MV Doulos Hope is a former cruise ship and future floating library owned by faith-based organisation Operation Mobilisation, which as of late 2022 is being prepared for operation by the German charity Gute Bücher für Alle.

Now named after the MV Doulos, the world's oldest active ocean-faring passenger ship until its retirement in December 2009, Doulos Hope was originally intended to sail as the Lady Sarah. For most of its career, it has served as a cruise ship under the names Aurora II, Megastar Aries, Genting World and The Taipan, predominantly for Hong Kong's Star Cruises.

After completion of a refit, Doulos Hope will be based in a Southeast Asian port from 2023. It will provide a floating library service in shallow-water ports to complement its much larger sister ship, the MV Logos Hope.

History 
Originally laid down on May 9, 1988 to designs first drawn up by Vikelas Architects of Athens, Greece, the Lady Sarah was built by Flender Werke of Lübeck, Germany alongside its sister ship the Lady Diana, nowadays known as the National Geographic Islander II.

Lady Sarah's original buyers, the Windsor Line, a privately owned, late-1980s startup targeting the North American yuppie market, proved unable to meet their obligations on its completion in 1989. The ship was eventually sold to the Bahamas-based New Frontier Cruise Line instead, and in mid-December 1991 it was renamed M/S Aurora II.

In July 1994, the ship was again sold to Hong Kong-based Star Cruises, where it would spend the remainder of its cruising career, and renamed M/S Megastar Aries.
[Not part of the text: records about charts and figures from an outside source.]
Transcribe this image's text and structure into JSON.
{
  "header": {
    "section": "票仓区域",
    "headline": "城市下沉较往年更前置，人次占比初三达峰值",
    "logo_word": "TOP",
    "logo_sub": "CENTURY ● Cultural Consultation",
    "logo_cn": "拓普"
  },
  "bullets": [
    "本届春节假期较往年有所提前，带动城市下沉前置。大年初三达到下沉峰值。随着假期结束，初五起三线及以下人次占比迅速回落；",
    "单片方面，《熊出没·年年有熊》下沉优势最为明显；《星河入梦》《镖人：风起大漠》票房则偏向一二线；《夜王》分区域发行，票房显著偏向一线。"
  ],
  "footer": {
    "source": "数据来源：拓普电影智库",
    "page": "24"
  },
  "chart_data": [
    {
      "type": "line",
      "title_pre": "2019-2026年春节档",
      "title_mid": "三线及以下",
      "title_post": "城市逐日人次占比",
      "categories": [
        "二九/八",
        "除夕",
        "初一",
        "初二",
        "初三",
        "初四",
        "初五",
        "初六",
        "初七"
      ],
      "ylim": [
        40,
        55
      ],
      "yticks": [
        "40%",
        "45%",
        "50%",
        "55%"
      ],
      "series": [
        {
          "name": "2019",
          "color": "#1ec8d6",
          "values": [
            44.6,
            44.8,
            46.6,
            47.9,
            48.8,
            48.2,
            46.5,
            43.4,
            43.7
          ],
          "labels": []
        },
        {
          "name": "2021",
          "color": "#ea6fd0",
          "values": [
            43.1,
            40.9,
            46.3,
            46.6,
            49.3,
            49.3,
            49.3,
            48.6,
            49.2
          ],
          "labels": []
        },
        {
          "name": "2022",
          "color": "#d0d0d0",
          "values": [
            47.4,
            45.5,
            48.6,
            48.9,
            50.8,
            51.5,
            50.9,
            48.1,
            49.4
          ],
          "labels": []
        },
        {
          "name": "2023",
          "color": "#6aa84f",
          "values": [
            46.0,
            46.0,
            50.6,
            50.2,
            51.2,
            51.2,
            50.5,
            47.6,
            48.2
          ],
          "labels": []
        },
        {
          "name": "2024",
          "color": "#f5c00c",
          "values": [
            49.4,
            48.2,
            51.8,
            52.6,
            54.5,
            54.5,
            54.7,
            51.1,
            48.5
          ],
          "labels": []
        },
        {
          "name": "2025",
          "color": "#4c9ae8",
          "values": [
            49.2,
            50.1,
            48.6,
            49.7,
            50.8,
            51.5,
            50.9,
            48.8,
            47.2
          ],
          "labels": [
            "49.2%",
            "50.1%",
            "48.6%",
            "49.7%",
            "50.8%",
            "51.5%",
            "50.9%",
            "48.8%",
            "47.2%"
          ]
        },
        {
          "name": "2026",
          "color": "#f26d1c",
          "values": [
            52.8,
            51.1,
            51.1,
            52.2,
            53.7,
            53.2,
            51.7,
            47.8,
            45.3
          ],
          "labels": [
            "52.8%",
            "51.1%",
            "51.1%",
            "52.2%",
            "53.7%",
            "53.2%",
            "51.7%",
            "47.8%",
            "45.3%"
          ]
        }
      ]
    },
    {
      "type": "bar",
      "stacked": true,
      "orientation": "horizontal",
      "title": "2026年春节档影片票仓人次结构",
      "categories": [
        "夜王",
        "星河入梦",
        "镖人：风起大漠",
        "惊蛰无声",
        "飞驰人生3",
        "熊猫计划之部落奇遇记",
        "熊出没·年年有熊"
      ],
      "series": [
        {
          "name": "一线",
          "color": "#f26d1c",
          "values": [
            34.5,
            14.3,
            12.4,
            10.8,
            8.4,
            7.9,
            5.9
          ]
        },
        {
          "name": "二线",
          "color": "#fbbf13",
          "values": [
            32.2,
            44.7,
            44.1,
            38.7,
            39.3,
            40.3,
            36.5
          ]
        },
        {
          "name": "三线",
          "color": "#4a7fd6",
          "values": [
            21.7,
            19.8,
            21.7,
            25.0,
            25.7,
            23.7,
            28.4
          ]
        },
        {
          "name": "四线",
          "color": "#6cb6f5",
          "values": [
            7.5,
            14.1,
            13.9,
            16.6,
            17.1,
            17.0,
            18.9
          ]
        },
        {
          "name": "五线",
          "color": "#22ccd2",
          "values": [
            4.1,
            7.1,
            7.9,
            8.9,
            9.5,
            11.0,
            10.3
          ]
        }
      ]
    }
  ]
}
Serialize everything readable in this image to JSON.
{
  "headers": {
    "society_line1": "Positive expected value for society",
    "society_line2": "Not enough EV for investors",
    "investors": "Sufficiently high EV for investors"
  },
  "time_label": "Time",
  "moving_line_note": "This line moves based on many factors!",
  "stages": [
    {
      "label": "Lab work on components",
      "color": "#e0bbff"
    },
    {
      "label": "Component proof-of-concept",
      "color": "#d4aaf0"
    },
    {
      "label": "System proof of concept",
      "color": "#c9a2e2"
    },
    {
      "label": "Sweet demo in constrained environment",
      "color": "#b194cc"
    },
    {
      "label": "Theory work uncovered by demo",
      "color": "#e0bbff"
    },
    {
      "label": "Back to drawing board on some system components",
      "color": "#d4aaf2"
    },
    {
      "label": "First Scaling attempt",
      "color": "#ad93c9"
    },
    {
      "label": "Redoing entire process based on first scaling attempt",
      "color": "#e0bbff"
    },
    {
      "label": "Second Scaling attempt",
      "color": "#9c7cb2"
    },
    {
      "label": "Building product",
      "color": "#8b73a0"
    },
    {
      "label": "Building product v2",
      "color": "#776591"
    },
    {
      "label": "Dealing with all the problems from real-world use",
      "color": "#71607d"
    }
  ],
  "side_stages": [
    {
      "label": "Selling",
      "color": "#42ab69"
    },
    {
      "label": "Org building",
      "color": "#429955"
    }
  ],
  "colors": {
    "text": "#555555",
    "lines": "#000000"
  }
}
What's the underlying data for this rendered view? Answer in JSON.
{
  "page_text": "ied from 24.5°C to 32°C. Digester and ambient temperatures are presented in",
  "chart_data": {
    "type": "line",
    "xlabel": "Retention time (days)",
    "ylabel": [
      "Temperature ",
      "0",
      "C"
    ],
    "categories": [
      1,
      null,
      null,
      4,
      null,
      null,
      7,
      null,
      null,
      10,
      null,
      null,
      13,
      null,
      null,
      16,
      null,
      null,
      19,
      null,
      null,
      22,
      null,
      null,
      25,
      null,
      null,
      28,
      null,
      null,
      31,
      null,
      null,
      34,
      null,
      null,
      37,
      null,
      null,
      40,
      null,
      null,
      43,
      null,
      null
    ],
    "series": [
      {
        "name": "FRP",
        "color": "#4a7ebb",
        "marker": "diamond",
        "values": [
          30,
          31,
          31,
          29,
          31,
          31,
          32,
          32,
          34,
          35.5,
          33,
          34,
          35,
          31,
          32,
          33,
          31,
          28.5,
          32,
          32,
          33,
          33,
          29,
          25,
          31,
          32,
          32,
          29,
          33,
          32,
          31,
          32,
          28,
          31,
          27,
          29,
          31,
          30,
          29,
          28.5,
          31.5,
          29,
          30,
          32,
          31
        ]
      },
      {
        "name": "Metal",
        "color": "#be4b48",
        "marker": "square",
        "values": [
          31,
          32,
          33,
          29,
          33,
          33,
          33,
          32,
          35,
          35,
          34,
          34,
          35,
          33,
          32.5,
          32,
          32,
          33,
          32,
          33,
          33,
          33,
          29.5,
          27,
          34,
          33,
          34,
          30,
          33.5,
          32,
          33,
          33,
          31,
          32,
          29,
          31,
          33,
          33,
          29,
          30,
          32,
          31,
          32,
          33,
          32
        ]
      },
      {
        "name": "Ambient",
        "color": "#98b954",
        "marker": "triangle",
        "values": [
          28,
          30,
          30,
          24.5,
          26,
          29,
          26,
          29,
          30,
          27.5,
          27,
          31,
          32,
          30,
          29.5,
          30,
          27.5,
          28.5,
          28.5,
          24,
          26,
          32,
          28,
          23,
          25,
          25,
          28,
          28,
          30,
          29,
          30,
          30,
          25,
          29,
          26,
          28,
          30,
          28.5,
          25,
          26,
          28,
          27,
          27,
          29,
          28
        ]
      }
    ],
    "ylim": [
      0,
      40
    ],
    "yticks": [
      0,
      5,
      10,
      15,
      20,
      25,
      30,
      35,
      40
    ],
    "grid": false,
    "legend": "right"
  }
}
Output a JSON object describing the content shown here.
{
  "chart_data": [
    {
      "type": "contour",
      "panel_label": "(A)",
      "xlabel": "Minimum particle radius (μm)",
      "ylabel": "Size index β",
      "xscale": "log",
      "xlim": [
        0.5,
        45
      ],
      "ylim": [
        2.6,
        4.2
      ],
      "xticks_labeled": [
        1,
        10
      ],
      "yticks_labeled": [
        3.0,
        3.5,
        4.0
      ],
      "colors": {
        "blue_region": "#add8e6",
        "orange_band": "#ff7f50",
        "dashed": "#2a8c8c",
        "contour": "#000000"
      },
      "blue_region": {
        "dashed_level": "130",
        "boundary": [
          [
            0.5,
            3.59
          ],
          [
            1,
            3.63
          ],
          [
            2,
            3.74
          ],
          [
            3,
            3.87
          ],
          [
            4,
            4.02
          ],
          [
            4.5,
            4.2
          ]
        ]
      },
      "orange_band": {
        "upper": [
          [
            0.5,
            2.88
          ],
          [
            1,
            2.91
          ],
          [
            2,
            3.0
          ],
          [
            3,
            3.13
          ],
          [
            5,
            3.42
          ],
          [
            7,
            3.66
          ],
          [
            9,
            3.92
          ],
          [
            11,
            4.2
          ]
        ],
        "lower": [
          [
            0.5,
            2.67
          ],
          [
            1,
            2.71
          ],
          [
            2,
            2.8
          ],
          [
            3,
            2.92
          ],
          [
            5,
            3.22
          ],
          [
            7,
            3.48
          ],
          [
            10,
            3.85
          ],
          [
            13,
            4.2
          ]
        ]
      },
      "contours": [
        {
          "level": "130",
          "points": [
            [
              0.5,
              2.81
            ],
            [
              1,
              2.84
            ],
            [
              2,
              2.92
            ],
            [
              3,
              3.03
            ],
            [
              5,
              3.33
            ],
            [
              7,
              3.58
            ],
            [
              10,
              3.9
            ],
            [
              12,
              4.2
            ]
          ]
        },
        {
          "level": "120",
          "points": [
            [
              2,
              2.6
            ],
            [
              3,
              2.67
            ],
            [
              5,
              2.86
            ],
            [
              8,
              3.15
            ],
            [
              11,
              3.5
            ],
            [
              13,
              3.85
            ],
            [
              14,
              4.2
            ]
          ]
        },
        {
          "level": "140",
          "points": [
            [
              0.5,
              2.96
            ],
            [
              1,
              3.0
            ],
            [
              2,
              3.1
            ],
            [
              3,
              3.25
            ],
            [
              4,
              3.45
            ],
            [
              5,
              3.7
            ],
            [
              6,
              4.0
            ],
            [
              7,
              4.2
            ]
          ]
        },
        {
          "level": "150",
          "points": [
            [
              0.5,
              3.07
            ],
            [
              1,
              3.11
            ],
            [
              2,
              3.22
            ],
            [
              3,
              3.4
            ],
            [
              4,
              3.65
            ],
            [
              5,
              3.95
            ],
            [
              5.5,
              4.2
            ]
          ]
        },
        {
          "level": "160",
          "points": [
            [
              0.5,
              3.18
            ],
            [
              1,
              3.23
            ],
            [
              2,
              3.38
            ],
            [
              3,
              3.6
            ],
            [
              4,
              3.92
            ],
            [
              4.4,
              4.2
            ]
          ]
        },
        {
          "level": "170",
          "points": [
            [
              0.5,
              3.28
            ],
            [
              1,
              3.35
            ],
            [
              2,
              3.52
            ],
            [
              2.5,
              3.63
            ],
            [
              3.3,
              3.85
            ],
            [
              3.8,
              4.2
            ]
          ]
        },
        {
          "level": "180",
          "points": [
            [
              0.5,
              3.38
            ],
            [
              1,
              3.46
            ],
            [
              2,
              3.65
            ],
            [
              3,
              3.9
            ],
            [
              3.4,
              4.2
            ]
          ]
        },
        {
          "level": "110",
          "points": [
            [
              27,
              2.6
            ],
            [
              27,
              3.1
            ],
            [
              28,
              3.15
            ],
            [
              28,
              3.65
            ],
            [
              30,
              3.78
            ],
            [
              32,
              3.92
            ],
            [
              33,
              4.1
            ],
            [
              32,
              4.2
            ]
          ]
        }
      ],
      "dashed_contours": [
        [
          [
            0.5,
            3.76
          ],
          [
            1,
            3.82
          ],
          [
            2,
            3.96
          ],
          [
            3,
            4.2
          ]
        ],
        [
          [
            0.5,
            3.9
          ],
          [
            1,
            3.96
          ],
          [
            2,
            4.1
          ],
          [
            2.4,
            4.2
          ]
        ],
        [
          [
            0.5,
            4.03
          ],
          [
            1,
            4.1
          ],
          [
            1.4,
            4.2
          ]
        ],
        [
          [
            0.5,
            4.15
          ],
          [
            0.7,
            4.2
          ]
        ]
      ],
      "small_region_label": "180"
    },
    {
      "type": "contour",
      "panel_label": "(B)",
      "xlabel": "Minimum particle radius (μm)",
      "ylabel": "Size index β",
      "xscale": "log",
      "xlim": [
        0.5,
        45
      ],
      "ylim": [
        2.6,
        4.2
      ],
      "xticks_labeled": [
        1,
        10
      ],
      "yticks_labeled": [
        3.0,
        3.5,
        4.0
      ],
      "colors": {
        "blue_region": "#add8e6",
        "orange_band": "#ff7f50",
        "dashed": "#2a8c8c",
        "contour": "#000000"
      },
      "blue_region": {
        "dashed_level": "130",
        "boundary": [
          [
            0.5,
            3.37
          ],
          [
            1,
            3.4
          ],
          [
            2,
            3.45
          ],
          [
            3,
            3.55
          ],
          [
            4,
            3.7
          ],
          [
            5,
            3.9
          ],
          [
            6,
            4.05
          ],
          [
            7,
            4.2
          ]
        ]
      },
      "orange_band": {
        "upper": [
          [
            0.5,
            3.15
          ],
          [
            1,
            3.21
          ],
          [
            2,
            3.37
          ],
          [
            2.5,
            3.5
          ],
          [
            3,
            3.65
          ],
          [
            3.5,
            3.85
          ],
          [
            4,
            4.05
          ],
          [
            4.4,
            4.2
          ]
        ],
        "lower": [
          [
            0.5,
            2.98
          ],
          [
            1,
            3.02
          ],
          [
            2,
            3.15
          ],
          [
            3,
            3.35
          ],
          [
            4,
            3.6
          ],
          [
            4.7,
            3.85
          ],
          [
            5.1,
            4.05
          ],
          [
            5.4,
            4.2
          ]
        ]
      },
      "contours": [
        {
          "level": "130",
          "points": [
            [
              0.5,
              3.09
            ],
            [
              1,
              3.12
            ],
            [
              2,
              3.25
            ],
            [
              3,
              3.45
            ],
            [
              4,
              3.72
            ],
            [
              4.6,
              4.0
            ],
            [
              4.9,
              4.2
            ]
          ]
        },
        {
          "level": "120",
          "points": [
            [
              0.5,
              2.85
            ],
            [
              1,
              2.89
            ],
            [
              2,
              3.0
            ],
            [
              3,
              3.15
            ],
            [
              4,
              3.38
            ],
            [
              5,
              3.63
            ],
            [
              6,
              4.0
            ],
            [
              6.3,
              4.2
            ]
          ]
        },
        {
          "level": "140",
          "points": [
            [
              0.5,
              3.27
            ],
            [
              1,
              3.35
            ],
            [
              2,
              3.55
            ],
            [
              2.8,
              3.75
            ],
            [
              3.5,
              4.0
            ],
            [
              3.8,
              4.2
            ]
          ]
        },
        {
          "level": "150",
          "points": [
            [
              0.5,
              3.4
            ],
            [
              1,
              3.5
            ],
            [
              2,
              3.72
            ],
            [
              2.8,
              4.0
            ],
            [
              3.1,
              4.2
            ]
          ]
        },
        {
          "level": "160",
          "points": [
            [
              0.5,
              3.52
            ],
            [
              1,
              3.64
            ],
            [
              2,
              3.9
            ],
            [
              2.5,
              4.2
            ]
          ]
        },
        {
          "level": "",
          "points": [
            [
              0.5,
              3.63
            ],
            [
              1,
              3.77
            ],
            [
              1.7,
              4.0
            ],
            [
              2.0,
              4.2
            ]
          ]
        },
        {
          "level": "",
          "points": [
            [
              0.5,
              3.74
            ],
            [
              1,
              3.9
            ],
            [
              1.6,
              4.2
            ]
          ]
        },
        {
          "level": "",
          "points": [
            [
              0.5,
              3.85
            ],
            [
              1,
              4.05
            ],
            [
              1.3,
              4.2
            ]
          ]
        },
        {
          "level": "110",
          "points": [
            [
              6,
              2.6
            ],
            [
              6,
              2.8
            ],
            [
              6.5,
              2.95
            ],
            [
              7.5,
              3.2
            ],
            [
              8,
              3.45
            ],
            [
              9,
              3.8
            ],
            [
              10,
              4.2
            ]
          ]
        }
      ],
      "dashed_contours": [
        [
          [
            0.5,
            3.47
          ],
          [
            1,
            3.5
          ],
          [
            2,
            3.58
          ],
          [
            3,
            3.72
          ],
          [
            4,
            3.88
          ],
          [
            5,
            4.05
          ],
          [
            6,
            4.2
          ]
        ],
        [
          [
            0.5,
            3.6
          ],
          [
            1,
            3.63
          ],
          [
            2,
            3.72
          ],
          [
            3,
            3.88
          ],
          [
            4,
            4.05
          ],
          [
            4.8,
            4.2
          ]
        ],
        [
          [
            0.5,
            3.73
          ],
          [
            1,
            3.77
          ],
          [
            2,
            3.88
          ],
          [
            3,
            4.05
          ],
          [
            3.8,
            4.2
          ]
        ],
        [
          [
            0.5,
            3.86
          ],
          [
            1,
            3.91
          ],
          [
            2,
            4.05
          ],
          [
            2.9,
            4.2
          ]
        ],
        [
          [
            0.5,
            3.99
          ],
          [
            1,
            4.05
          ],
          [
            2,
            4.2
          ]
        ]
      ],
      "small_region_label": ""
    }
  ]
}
Two decades later, while still remaining with Star Cruises, it was renamed first as MV Genting World in July 2012, and then as MV The Taipan in October 2013.

After Star Cruises' parent company, Genting Hong Kong, filed for bankruptcy in January 2022, the cruise line folded. In May of the same year, the Taipan was sold to OM Ships International, the ships ministry arm of Christian outreach organisation Operation Mobilisation.

On May 25, 2022 Operation Mobilisation affiliate Gute Bücher für Alle accepted the ship in Penang, Malaysia, and it completed its sea trials on July 20. It then sailed to Singapore to continue a refurbishment which should conclude before the end of 2023.

Post-refurbishment, Doulos Hope is expected to be based in Southeast Asia and to stay in each port it visits for extended periods. It was purchased to give the organization access to new ports, thanks to the ship's shallower draft compared to its sister ships.